All-Noontime End of Season Awards 

Coach of the Year: Kate Livesay | Middlebury College: Livesay guided the Panthers to their second national championship since leading Middlebury to a title in 2016 when the Blue and White defeated Trinity College, 9-5. Middlebury concluded the 2019 campaign with the nation’s longest winning streak of 22 games, which matched the 2016 team’s mark for most wins in a single-season. Additionally, Livesay’s unit netted 330 goals, including 30 this past weekend in their semifinal and final match-ups, which is the most any Middlebury team has recorded in a single-season. Middlebury also captured its tenth New England Small College Athletic Conference (NESCAC) tournament crown, too.

Player of the Year: Abby Manning | Wesleyan University: Manning concluded her junior season by establishing a single-season mark in points (84) and goals (69) while tying Caitlin Wood with 16 free position goals.
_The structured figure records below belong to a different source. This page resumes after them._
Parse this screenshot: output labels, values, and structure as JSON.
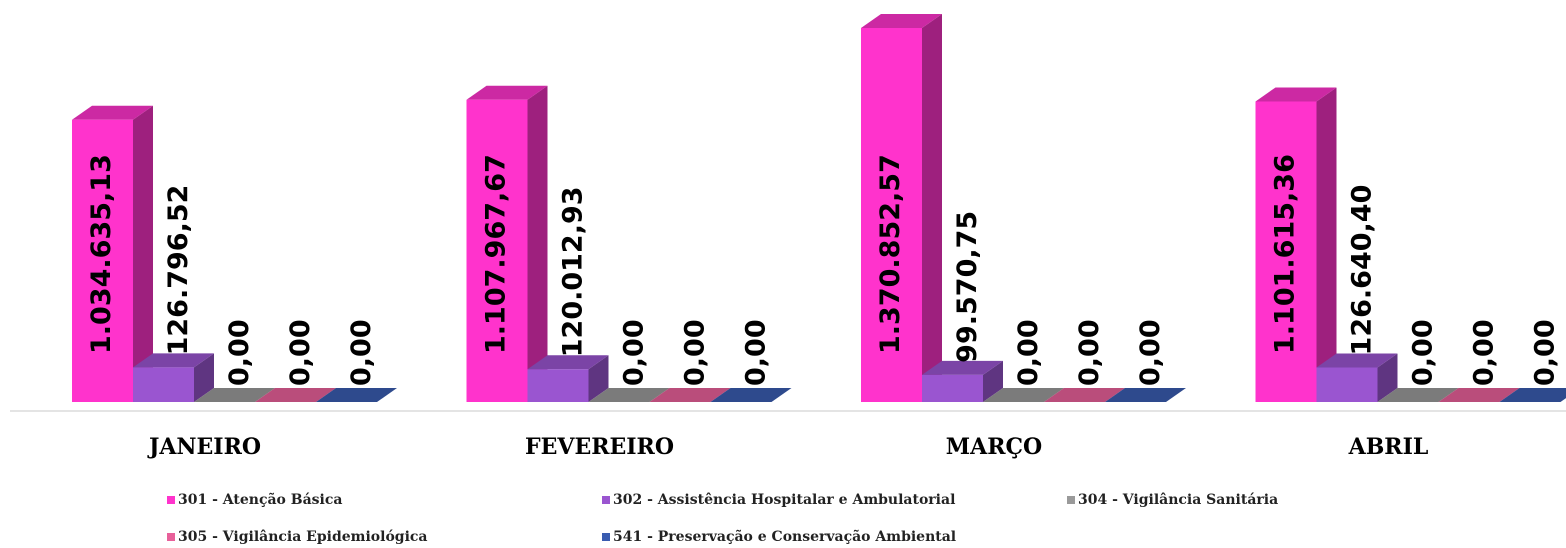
{
  "chart_data": {
    "type": "bar3d",
    "categories": [
      "JANEIRO",
      "FEVEREIRO",
      "MARÇO",
      "ABRIL"
    ],
    "series": [
      {
        "name": "301 - Atenção Básica",
        "color": "#ff33cc",
        "values": [
          1034635.13,
          1107967.67,
          1370852.57,
          1101615.36
        ],
        "value_labels": [
          "1.034.635,13",
          "1.107.967,67",
          "1.370.852,57",
          "1.101.615,36"
        ]
      },
      {
        "name": "302 - Assistência Hospitalar e Ambulatorial",
        "color": "#9a55d0",
        "values": [
          126796.52,
          120012.93,
          99570.75,
          126640.4
        ],
        "value_labels": [
          "126.796,52",
          "120.012,93",
          "99.570,75",
          "126.640,40"
        ]
      },
      {
        "name": "304 - Vigilância Sanitária",
        "color": "#9a9a9a",
        "values": [
          0,
          0,
          0,
          0
        ],
        "value_labels": [
          "0,00",
          "0,00",
          "0,00",
          "0,00"
        ]
      },
      {
        "name": "305 - Vigilância Epidemiológica",
        "color": "#e8609a",
        "values": [
          0,
          0,
          0,
          0
        ],
        "value_labels": [
          "0,00",
          "0,00",
          "0,00",
          "0,00"
        ]
      },
      {
        "name": "541 - Preservação e Conservação Ambiental",
        "color": "#3a5cb0",
        "values": [
          0,
          0,
          0,
          0
        ],
        "value_labels": [
          "0,00",
          "0,00",
          "0,00",
          "0,00"
        ]
      }
    ]
  }
}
The 84 points and 69 goals were career-highs for the Wilmington, Delaware native – she also recorded a career-best 15 assists, too. Manning also recorded a career-high 79 draw controls, while scooping 16 ground balls. Manning and the Cardinals advanced to the NCAA Division III semifinals for the first time in program history, thanks to impressive postseason wins over Gettysburg CollegeMary Washington, and Washington and Lee.
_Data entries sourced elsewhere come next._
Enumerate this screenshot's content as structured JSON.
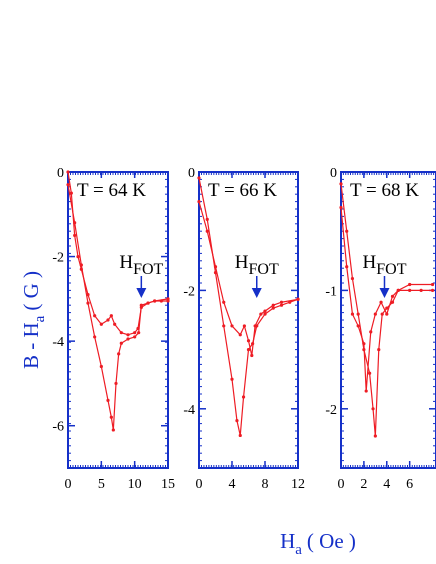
{
  "figure": {
    "xlabel": [
      "H",
      "a",
      "( Oe )"
    ],
    "ylabel": [
      "B - H",
      "a",
      "( G )"
    ]
  },
  "chart_data": [
    {
      "type": "line",
      "annotation": "T = 64 K",
      "fot": {
        "label": "H",
        "sub": "FOT",
        "x": 11
      },
      "xlim": [
        0,
        15
      ],
      "xticks": [
        0,
        5,
        10,
        15
      ],
      "ylim": [
        -7,
        0
      ],
      "yticks": [
        0,
        -2,
        -4,
        -6
      ],
      "series": [
        {
          "color": "#ee1c24",
          "x": [
            0,
            1,
            2,
            3,
            4,
            5,
            6,
            6.5,
            6.8,
            7.2,
            7.6,
            8,
            9,
            10,
            10.6,
            11,
            12,
            13,
            14,
            15
          ],
          "values": [
            -0.3,
            -1.2,
            -2.2,
            -3.1,
            -3.9,
            -4.6,
            -5.4,
            -5.8,
            -6.1,
            -5.0,
            -4.3,
            -4.05,
            -3.95,
            -3.9,
            -3.8,
            -3.15,
            -3.1,
            -3.05,
            -3.05,
            -3.05
          ]
        },
        {
          "color": "#ee1c24",
          "x": [
            0,
            0.5,
            1,
            1.5,
            2,
            3,
            4,
            5,
            6,
            6.5,
            7,
            8,
            9,
            10,
            10.5,
            11,
            12,
            13,
            15
          ],
          "values": [
            0,
            -0.5,
            -1.5,
            -2.0,
            -2.3,
            -2.9,
            -3.4,
            -3.6,
            -3.5,
            -3.4,
            -3.6,
            -3.8,
            -3.85,
            -3.8,
            -3.7,
            -3.2,
            -3.1,
            -3.05,
            -3.0
          ]
        }
      ]
    },
    {
      "type": "line",
      "annotation": "T = 66 K",
      "fot": {
        "label": "H",
        "sub": "FOT",
        "x": 7
      },
      "xlim": [
        0,
        12
      ],
      "xticks": [
        0,
        4,
        8,
        12
      ],
      "ylim": [
        -5,
        0
      ],
      "yticks": [
        0,
        -2,
        -4
      ],
      "series": [
        {
          "color": "#ee1c24",
          "x": [
            0,
            1,
            2,
            3,
            4,
            4.6,
            5,
            5.4,
            6,
            6.5,
            7,
            8,
            9,
            10,
            11,
            12
          ],
          "values": [
            -0.1,
            -0.8,
            -1.7,
            -2.6,
            -3.5,
            -4.2,
            -4.45,
            -3.8,
            -3.0,
            -2.9,
            -2.6,
            -2.4,
            -2.3,
            -2.25,
            -2.2,
            -2.15
          ]
        },
        {
          "color": "#ee1c24",
          "x": [
            0,
            1,
            2,
            3,
            4,
            5,
            5.5,
            6,
            6.4,
            6.8,
            7.5,
            8,
            9,
            10,
            12
          ],
          "values": [
            -0.5,
            -1.0,
            -1.6,
            -2.2,
            -2.6,
            -2.75,
            -2.6,
            -2.85,
            -3.1,
            -2.6,
            -2.4,
            -2.35,
            -2.25,
            -2.2,
            -2.15
          ]
        }
      ]
    },
    {
      "type": "line",
      "annotation": "T = 68 K",
      "fot": {
        "label": "H",
        "sub": "FOT",
        "x": 3.8
      },
      "xlim": [
        0,
        8.3
      ],
      "xticks": [
        0,
        2,
        4,
        6
      ],
      "ylim": [
        -2.5,
        0
      ],
      "yticks": [
        0,
        -1,
        -2
      ],
      "series": [
        {
          "color": "#ee1c24",
          "x": [
            0,
            0.5,
            1,
            1.5,
            2,
            2.5,
            2.8,
            3,
            3.3,
            3.6,
            4,
            4.5,
            5,
            6,
            7,
            8
          ],
          "values": [
            -0.1,
            -0.5,
            -0.9,
            -1.2,
            -1.5,
            -1.7,
            -2.0,
            -2.23,
            -1.5,
            -1.2,
            -1.15,
            -1.1,
            -1.0,
            -1.0,
            -1.0,
            -1.0
          ]
        },
        {
          "color": "#ee1c24",
          "x": [
            0,
            0.5,
            1,
            1.5,
            2,
            2.2,
            2.6,
            3,
            3.5,
            4,
            4.5,
            5,
            6,
            8
          ],
          "values": [
            -0.3,
            -0.8,
            -1.2,
            -1.3,
            -1.45,
            -1.85,
            -1.35,
            -1.2,
            -1.1,
            -1.2,
            -1.05,
            -1.0,
            -0.95,
            -0.95
          ]
        }
      ]
    }
  ]
}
Co-Rookie of the Year: Jane Earley | Middlebury College: Earley capped an impressive first season with the Panthers by netting four goals in her team’s 14-9 win over Salisbury in the 2019 NCAA Division III women’s lacrosse championship. One day earlier, she tallied three points on two goals and one assist in a 16-8 win over Wesleyan in the semifinals. Earley finished the season with 68 points on 51 goals and 17 assists while earning a spot on the NCAA Division III all-tournament team. Prior to helping Middlebury capture its seventh national championship in program history, she recorded a season-best seven points on four assists and three goals in a 13-9 win over Hamilton College.
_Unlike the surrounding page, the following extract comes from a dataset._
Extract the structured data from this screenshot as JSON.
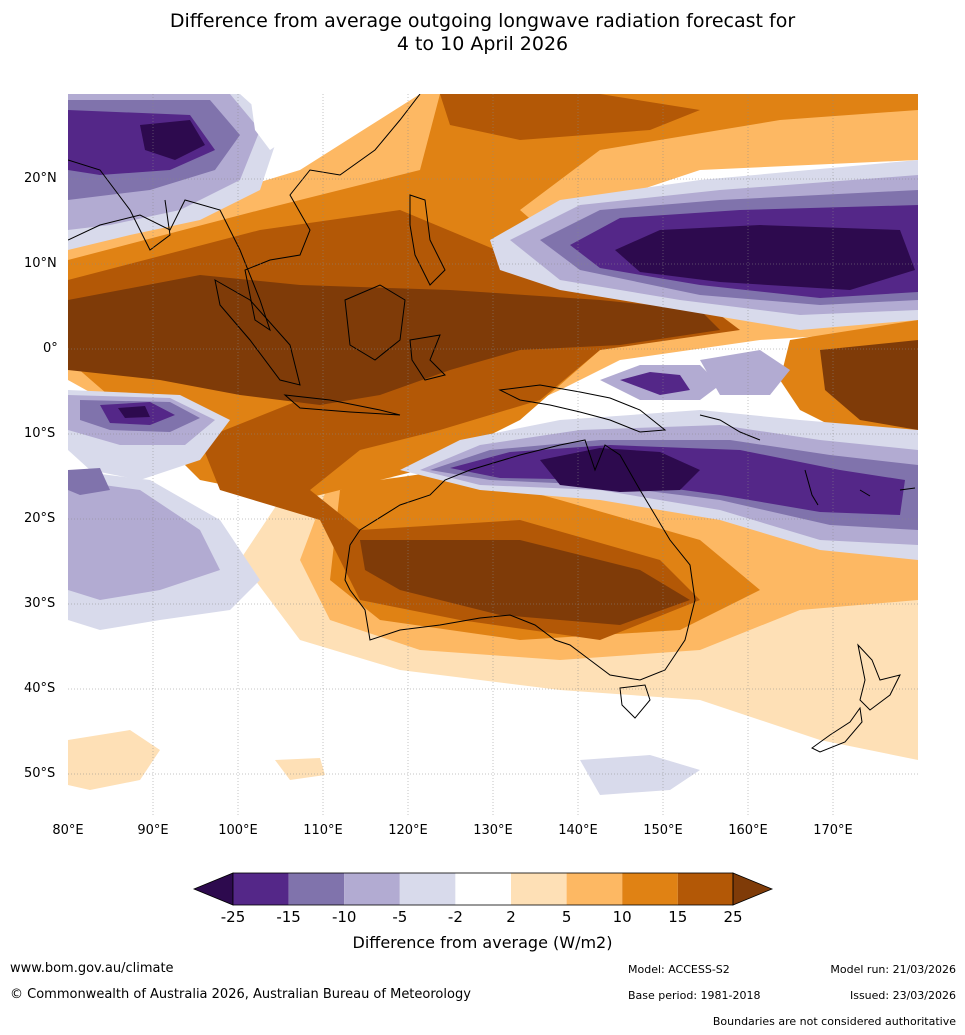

Co-Rookie of the Year: Colette Smith | Tufts University: The first-year attack enjoyed an impressive debut with the Jumbos, tallying 63 points on 48 goals and 15 assists. Tabbed the NESCAC Rookie of the Year, Smith recorded seven points in a pair of contests this spring, while posting six points in a trio of games. Smith helped the Jumbos reach the NCAA Division III semifinals for the first time in program history, thanks to national postseason victories over Plymouth State UniversityTCNJ, and York College (Pa.). Smith ranked second on the team in points and goals, and third in assists.


All-Noontime First Team

Claire Dunbar Amherst College Lutherville, Md. 
Katie Miller  Bowdoin College  Rye, N.Y.
Eliza Denious  Bowdoin College  Wilton, Conn. 
Emma McDonagh Middlebury College  Reading, Mass. 
Jane Earley  Middlebury College North Falmouth, Mass. 
Emily Barnard  Middlebury College Wayland, Mass. 
Dakota Adamec Tufts University Katonah, N.Y.
Colette Smith Tufts University Moorestown, N.J.
Abby Manning Wesleyan University Wilmington, Del.
Allegra Grant Wesleyan University Winnetka, Ill. 

All-Noontime Second Team

Maia Noise Amherst College Lexington, Mass. 
Kelly Siebert Amherst College Syosset, N.Y.
Lexi Lenaghan  Babson College  Hanover, Mass. 
Eva Then MIT Yarmouth, Maine
Addy Mitchell Middlebury College  Medfield, Mass. 
Erin Nicholas Middlebury College  Scarsdale, N.Y.
Julia Keith  Middlebury College  North Andover, Mass.
Hedy Veith Tufts University  Alexandria, Va.
Emily Games Tufts University  Wayne, Pa.
Abigail Horst Wesleyan University  Pomfret, Conn.

All-Noontime Third Team 

Sabrina Solow Amherst College Madison, N.J.
Georgia Salvatore Babson College Westwood, Mass. 
Kara Finnerty Bowdoin College Hopkinton, Mass.
Caroline Maxwell Bowdoin College Boxborough, Mass.
Jamie Navoni  Connecticut College Natick, Mass. 
Jennifer Lacroix  Endicott College  Wrentham, Mass.
Cecilia McCormick MIT Islip, N.Y
Annie Sullivan  Tufts University  Barrington, R.I.
Brooke Paradis  Wentworth Inst. of Tech.  Pelham, N.H.
Caroline Sgaglione Wesleyan University  Glen Head, N.Y.